A $10 billion investment fund has been allocated and will be managed by Abu Dhabi's holding company ADQ.
The meeting also approved the appointment of Omar Al Suwaidi, undersecretary of the Ministry of Industry and Advanced Technology, as secretary general of the tripartite higher committee.
During the meeting, ministers discussed mechanisms for expanding the partnership by adding new members, accelerating economically feasible opportunities, enabling co-operation and integration, and co-ordinating with government entities and the private sector.
The steering and executive committee, which has the task of connecting private sector entities with investors, will meet next month to review progress.
Under the agreement, investors will benefit from “competitive advantages” provided by the three countries, such as logistics, infrastructure and the availability of raw materials, Dr Al Jaber said.

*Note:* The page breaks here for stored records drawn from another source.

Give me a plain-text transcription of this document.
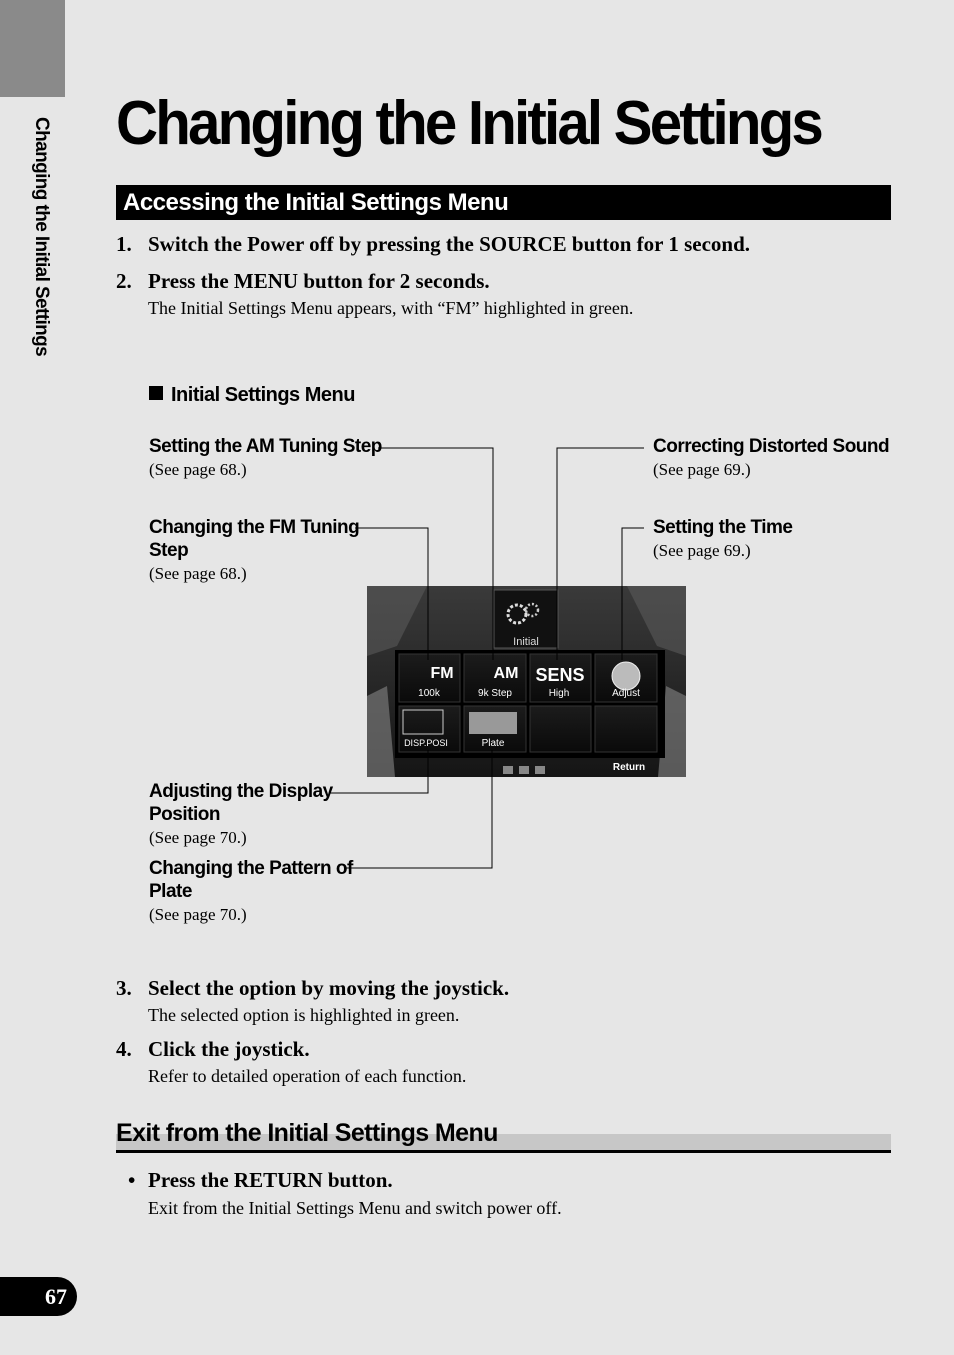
Changing the Initial Settings Changing the Initial Settings
Accessing the Initial Settings Menu
1. Switch the Power off by pressing the SOURCE button for 1 second.
2. Press the MENU button for 2 seconds.
The Initial Settings Menu appears, with “FM” highlighted in green.
Initial Settings Menu
Setting the AM Tuning Step
(See page 68.)
Changing the FM Tuning
Step
(See page 68.)
Correcting Distorted Sound
(See page 69.)
Setting the Time
(See page 69.)
Adjusting the Display
Position
(See page 70.)
Changing the Pattern of
Plate
(See page 70.)
Initial
FM
100k
AM
9k Step
SENS
High	Adjust
DISP.POSI	Plate
Return
3. Select the option by moving the joystick.
The selected option is highlighted in green.
4. Click the joystick.
Refer to detailed operation of each function.
Exit from the Initial Settings Menu
• Press the RETURN button.
Exit from the Initial Settings Menu and switch power off.
67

“These advantages can help to ensure robust supply chains, stimulating sustainable economic growth and enhancing value-added industries for the economies of the UAE, Egypt and Jordan.”
The UAE, Jordan and Egypt collectively have a gross domestic product of about $765 billion and more than 60 million young people, Dr Al Jaber said.
The deal comes as the UAE strives to support the growth of the local industrial sector, enhance its role in stimulating the national economy, and double its contribution to gross domestic product to Dh300bn ($82bn) by 2031.